STALKER, de Andrei Tarkowski (Rússia, 1979)
Em um país não nomeado, a suposta queda de um meteorito criou uma área com propriedades estranhas, onde as leis da física e da geografia não se aplicam, chamada de Zona. Dentro dela, segundo reza uma lenda local, existe um quarto onde todos os desejos são realizados por quem pisa seu chão. Com medo de uma invasão da população em busca do tal quarto, autoridades vigiam o local e proíbem a entrada de pessoas. Apenas alguns têm a habilidade de entrar e conseguir sobreviver lá dentro: os chamados "stalkers". É aí que um escritor, um cientista querem entrar e contratam um stalker para guiá-los lá dentro. No caminho até o quarto, vão passar por rotas misteriosas e muitas vezes, mutáveis, que simbolizam uma ida ao subconsciente e a verdades de suas próprias naturezas nem sempre afáveis. Acontece que este stalker (Alexandre Kaidanovski) quer salvar a sua filha mutante e desenganada alcançando o misterioso quarto.
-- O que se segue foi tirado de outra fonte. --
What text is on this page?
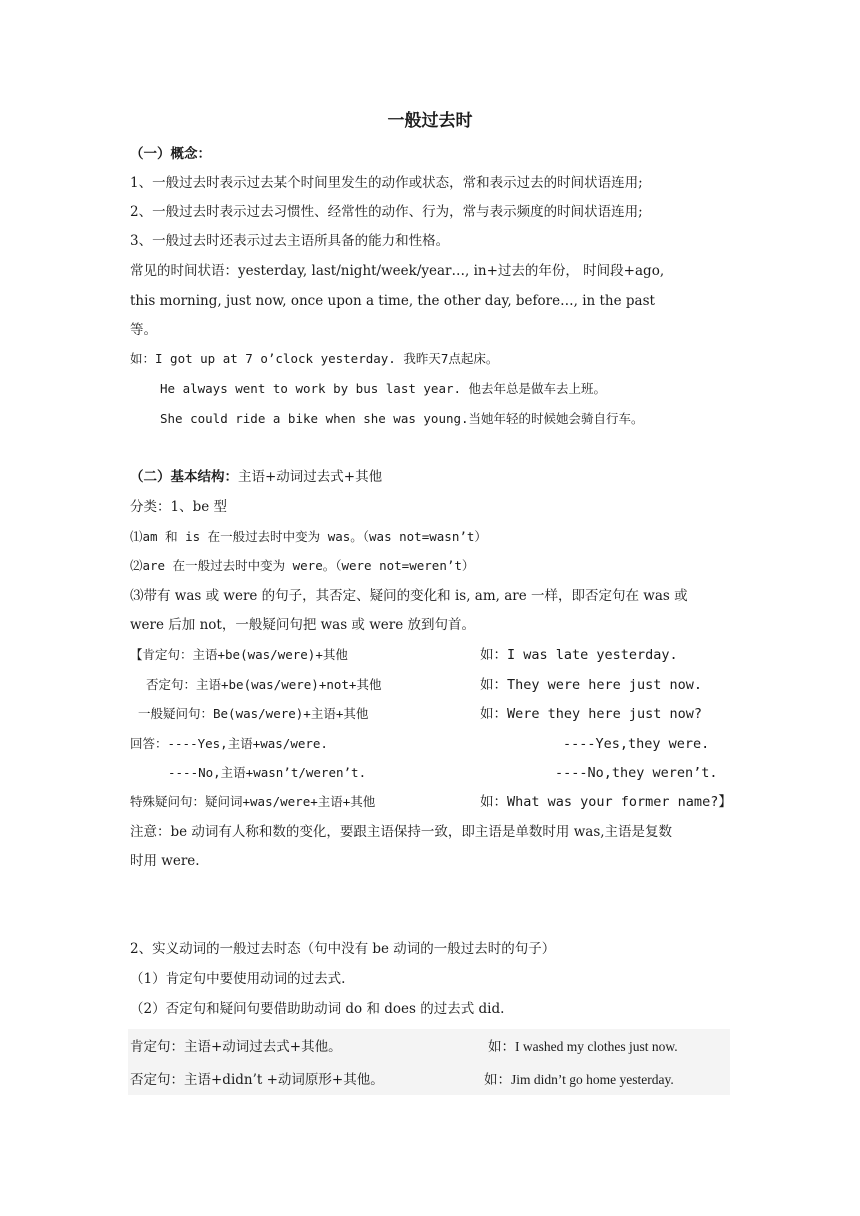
一般过去时
（一）概念：
1、一般过去时表示过去某个时间里发生的动作或状态，常和表示过去的时间状语连用;
2、一般过去时表示过去习惯性、经常性的动作、行为，常与表示频度的时间状语连用;
3、一般过去时还表示过去主语所具备的能力和性格。
常见的时间状语：yesterday, last/night/week/year…, in+过去的年份， 时间段+ago,
this morning, just now, once upon a time, the other day, before…, in the past
等。
如：I got up at 7 o’clock yesterday. 我昨天7点起床。
He always went to work by bus last year. 他去年总是做车去上班。
She could ride a bike when she was young.当她年轻的时候她会骑自行车。
（二）基本结构：主语+动词过去式+其他
分类：1、be 型
⑴am 和 is 在一般过去时中变为 was。（was not=wasn’t）
⑵are 在一般过去时中变为 were。（were not=weren’t）
⑶带有 was 或 were 的句子，其否定、疑问的变化和 is, am, are 一样，即否定句在 was 或
were 后加 not，一般疑问句把 was 或 were 放到句首。
【肯定句：主语+be(was/were)+其他	如：I was late yesterday.
否定句：主语+be(was/were)+not+其他	如：They were here just now.
一般疑问句：Be(was/were)+主语+其他	如：Were they here just now?
回答：----Yes,主语+was/were.	----Yes,they were.
----No,主语+wasn’t/weren’t.	----No,they weren’t.
特殊疑问句：疑问词+was/were+主语+其他	如：What was your former name?】
注意：be 动词有人称和数的变化，要跟主语保持一致，即主语是单数时用 was,主语是复数
时用 were.
2、实义动词的一般过去时态（句中没有 be 动词的一般过去时的句子）
（1）肯定句中要使用动词的过去式.
（2）否定句和疑问句要借助助动词 do 和 does 的过去式 did.
肯定句：主语+动词过去式+其他。	如：I washed my clothes just now.
否定句：主语+didn’t +动词原形+其他。	如：Jim didn’t go home yesterday.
Talvez o melhor filme de Tarkowski, “Stalker” é uma ficção-científica hermética e reflexiva sobre o homem e a sua existência, sendo a questão da paternidade a chave para tal reflexão. Trazendo a atmosfera onírica comum aos filmes do russo, vale-se do fantástico de “Solaris” (1971), porém burilando-lhe o cerebralismo existencial. A narrativa, transcorrida num clima de suspensão do tempo/espaço, tem como motor o amor de um pai desesperado em salvar sua filha. Ou seja: assim como em “Solaris”, a percepção difusa da realidade é totalmente explicável pelo estado de angústia vivido pelo protagonista. É como se, participante de sua busca, o espectador também adentre naquele mundo surreal. A sempre brilhante fotografia sombreada, o cenário apocalíptico e o recorrente uso de elementos sonoro-visual-narrativos como a água (símbolo da vida) unem-se ao ritmo muito peculiar, pois contemplativo e poético, de Tarkowski.
Os três homens adentram a Zona, mas é o pai que carrega a motivação mais genuína
Vencedor do Prêmio Especial do Júri do Festival de Cannes de 1980, este filme ímpar na história do cinema alinha-se, em verdade, com outros filmes de arte do gênero ficção científica produto do período de Guerra Fria, em que a noção temporal é imprecisa, a humanidade jaz desenganada, o estado comprometeu-se e os avanços tecnológicos, promessas de avanço no passado, não deram tão certo assim no presente. Haja vista “Alphaville” (Godard, 1965), “Laranja Mecânica” (Kubrick, 1972) e “Fahrenheit 451” (Truffaut, 1966). Esse compromisso de crítica recai ainda mais sobre Tarkowski como cidadão da Rússia, um dos pilares da tensão planetária junto com os Estados Unidos.
KRAMER VS. KRAMER, de Robert Benton (EUA, 1979)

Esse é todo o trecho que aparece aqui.